Hounds and dairy maids
Country Life UK|July 22, 2020
All Georgian architects enjoyed designing estate buildings, because they gave scope for experimentation and novelty. John Martin Robinson explores the inventive– but easily overlooked–creations of James Wyatt
John Martin Robinson
Hounds and dairy maids

JAMES WYATT has a reputation for eclectic architectural gigantism, a purveyor of such enormous buildings as Fonthill Abbey, Ashridge, Kew Palace and Woolwich Barracks. There was, however, another side to his practice: the estate buildings that he designed for private clients throughout his career. These smallerscale works, unconstrained by the needs of occupation or domestic comfort, allowed him to experiment, have fun, and express his developing architectural ideas.

Both his earliest Gothic buildings, for example, as well as one of his most accomplished neo-Classical designs, were dairies at, respectively, Goodwood in West Sussex and Dodington Park in Gloucestershire.

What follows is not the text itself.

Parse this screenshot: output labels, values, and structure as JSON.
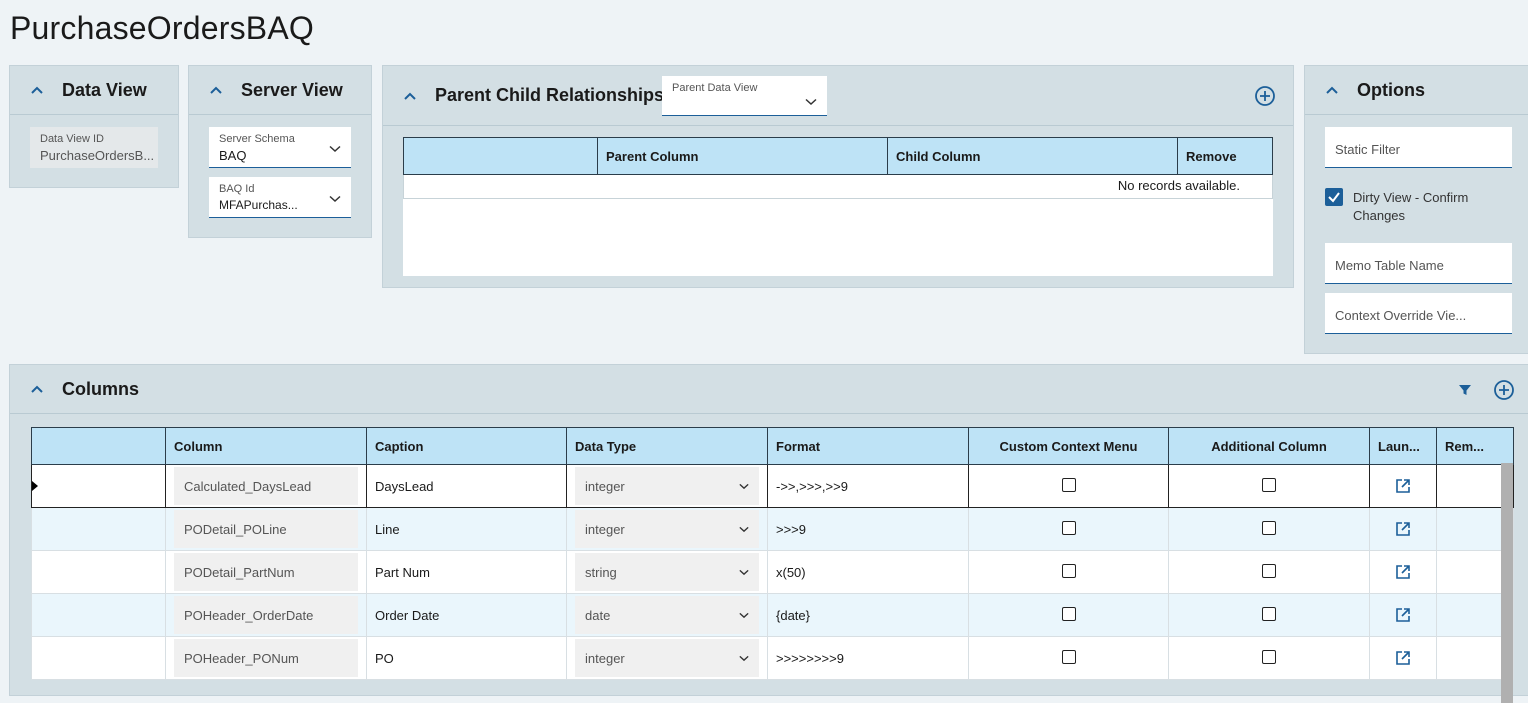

Wyatt was catapulted to fame by the opening in January 1772 of his astonishing re-creation of the Roman Pantheon on Oxford Street in the capital. After his return from six years of study in Italy, the London Pantheon made him the most fashionable English architect, elbowing aside even Robert Adam (who retired to Scotland). Wyatt immediately faced a stampede of enthusiasts wishing to commission an example of his work. Many of these jobs in the early 1770s—before Wyatt was jaded with success or overwhelmed with work —were small, self-contained and perfectly formed creations. Some comprise a single room, as in the case of Lady Mary Coke’s drawing room at Aubrey House, Kensington, or the Duchess of Devonshire’s dressing room at Devonshire House, Piccadilly. Others are estate buildings. The best possess a freshness and originality that is preferable to larger, later works, where Wyatt delegated too much to assistants or lost personal interest.